# Sprinkled Baking Soda for Odor Control?



## canine14 (Feb 22, 2006)

I have an appr. 10x12 covered pen attached to my coop so the chickens can go outside. This is until I move in 2 months and can free range again because I will be rid of my present by-law crazy neighbor who threatens to report me each time one chicken so much as sniffs at the fence. The pen is getting a bit nasty from all the rain and the poo. I have tried using hay and grass clippings to line the pen but that composts into mud in no time. The odor is getting bad. Can I spread baking soda on the ground first before I cover the whole area with shavings? I think shavings are the best bet for the outside too at this point. Because the chickens scratch around outside, I am not sure if baking soda is a good idea or not. Is there anything else I can use? The chickens are layers so I can't use chemicals. 

Thanks.


----------



## Cyngbaeld (May 20, 2004)

Spread some ag lime. Can you get some sand or wood chips?


----------



## jennigrey (Jan 27, 2005)

A big load of shredded brush/branches from a tree trimming company would do the trick. Some companies will deliver it for free just to get rid of it.


----------



## eggzackly (Apr 14, 2011)

How many chickens do you have?


----------



## Bearfootfarm (Jul 13, 2006)

I wouldn't put shavings anywhere that's wet, since they will just hold the moisture.
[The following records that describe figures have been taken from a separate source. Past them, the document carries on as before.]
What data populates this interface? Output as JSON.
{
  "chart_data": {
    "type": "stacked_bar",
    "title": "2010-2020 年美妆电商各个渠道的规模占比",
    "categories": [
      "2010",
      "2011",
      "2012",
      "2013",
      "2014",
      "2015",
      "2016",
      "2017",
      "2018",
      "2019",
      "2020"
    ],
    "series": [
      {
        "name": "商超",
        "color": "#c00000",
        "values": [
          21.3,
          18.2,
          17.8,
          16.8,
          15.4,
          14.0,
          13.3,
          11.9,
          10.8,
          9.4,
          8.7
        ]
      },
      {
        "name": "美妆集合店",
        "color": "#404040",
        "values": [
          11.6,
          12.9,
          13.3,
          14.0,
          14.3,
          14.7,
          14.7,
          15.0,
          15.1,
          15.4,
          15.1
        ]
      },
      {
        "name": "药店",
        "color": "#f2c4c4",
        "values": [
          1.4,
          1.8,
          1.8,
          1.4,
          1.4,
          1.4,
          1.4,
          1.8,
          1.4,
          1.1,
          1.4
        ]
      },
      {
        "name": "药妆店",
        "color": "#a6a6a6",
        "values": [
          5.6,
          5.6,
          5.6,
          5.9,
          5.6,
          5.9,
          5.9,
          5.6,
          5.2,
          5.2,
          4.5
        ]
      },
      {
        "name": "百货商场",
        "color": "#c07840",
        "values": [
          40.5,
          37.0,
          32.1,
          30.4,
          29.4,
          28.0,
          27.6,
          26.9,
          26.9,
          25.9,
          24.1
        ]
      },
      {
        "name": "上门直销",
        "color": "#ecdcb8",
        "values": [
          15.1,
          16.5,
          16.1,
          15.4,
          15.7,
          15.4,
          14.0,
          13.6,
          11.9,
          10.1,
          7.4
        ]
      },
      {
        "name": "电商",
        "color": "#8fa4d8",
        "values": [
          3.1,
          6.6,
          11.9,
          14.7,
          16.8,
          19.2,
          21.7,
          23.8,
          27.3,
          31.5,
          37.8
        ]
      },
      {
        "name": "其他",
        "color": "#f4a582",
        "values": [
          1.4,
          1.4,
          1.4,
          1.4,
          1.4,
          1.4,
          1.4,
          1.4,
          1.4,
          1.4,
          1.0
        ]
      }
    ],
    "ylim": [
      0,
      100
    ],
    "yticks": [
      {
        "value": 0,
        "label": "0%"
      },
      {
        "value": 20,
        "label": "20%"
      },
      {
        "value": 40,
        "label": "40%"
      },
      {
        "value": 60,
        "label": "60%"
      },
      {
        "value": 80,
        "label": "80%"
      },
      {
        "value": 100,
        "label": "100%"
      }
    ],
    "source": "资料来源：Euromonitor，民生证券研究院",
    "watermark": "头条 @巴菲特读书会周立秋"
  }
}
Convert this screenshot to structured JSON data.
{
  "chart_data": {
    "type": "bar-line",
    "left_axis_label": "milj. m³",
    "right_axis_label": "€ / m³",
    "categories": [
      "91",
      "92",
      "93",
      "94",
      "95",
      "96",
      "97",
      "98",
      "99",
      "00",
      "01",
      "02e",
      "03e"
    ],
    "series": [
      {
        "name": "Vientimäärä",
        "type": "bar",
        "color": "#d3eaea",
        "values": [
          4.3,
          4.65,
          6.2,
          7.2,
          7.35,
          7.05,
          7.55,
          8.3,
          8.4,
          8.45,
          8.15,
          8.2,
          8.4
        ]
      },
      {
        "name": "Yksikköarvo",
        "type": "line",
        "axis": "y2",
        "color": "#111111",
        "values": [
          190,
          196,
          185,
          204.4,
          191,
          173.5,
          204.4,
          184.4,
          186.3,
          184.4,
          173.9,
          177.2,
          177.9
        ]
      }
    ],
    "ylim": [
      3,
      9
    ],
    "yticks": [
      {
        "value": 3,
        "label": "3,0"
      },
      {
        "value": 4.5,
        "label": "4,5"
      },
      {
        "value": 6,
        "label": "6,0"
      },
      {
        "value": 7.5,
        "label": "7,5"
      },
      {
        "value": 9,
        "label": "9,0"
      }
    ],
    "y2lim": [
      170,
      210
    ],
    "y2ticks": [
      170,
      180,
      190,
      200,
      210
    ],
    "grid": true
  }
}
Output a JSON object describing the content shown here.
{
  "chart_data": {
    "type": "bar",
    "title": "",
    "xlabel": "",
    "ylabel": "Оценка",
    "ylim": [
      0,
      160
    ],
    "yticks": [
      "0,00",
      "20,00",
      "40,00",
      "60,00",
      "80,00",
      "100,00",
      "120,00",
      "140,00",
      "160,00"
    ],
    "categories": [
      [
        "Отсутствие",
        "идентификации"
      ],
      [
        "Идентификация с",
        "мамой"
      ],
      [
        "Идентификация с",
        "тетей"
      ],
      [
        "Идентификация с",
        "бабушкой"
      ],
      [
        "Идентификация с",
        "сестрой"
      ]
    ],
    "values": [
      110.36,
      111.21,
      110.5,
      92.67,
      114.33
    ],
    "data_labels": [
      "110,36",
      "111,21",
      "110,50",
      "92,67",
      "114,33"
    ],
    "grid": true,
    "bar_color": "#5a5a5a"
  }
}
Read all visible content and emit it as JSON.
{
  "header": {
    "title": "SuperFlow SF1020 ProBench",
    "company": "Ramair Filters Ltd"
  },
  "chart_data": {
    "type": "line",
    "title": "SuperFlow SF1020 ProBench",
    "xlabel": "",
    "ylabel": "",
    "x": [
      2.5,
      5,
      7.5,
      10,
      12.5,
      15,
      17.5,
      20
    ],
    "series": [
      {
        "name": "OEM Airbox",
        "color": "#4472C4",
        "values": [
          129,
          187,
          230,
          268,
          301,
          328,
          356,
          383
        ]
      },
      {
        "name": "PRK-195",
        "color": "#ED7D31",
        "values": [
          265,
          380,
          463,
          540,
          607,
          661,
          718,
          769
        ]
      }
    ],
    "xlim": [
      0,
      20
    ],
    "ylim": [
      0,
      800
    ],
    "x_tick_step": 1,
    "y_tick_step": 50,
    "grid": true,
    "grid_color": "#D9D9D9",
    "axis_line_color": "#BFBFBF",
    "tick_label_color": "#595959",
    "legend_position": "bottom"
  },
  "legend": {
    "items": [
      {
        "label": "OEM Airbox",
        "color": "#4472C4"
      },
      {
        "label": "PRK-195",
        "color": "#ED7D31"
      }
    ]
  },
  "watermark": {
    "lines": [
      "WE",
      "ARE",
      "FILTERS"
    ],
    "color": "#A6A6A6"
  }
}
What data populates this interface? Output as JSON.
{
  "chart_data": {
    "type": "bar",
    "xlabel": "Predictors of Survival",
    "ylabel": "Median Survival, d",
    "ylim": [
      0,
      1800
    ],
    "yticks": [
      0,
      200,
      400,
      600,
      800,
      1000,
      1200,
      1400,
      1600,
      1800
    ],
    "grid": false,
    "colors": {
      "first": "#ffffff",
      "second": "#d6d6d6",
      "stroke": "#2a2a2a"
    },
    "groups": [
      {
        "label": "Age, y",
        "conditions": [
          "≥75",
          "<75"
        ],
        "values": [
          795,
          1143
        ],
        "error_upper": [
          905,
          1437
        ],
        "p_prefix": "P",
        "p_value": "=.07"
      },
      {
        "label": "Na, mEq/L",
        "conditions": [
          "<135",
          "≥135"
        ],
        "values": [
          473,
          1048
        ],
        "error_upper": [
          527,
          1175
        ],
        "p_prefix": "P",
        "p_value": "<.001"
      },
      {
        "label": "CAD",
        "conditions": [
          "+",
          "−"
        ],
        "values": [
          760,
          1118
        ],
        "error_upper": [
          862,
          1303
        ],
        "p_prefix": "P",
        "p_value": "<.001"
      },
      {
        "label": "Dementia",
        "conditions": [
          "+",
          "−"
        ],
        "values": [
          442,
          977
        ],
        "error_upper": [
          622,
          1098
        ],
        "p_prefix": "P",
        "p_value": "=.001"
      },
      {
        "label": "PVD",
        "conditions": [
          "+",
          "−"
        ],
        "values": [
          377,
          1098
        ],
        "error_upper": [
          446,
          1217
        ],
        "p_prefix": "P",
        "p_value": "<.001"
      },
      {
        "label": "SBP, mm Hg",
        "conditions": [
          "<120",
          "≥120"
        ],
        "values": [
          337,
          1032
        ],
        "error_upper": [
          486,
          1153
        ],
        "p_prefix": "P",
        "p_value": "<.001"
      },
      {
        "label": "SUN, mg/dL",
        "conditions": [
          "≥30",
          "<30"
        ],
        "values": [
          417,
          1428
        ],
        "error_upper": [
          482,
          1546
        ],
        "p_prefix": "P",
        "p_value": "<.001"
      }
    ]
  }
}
Sand would allow drainage, and Ag lime (Calcium Carbonate) like Cyng sugested will help with odor

Do NOT use Hydrated Lime (Calcium Hydroxide)


----------



## Danaus29 (Sep 12, 2005)

Peat moss will work too. I used it when I had my ducks.


----------



## canine14 (Feb 22, 2006)

I have about 20 chickens now. As I said, I am moving soon so this is temporary. I don't believe in confining my birds.

I will try the sand. Not sure I can find wood chips. I can look for ag lime at the feed shops.

Thank you!


----------



## NickieL (Jun 15, 2007)

wood chips work great for me, but then I only have 4 confined birds, not 20. You need something with a lot of carbon to offset the nitrogen from the poo


----------



## canine14 (Feb 22, 2006)

It is only 6 more weeks (I actually calculated) so I am not worried about long-term. I just want the birds to have a nicer outside pen. They also have free access to a massive coop.


----------



## pamda (Oct 14, 2004)

I am using something that is used for stalls and used by kennels. Stal-dry I think. The birds have holes where they like to roll and dust. I just toss a cup of the stuff into the area and boy do they go to town. I noticed they aren't scratching as much, so it must be working. I sprinkled some in the kennel where my chicks and thier moms are brooding and they knew what to do..it was so cute watching all 8 of them fluff and roll. great entertainment.


----------



## WstTxLady (Mar 14, 2009)

I was also told that ag lime works great.


----------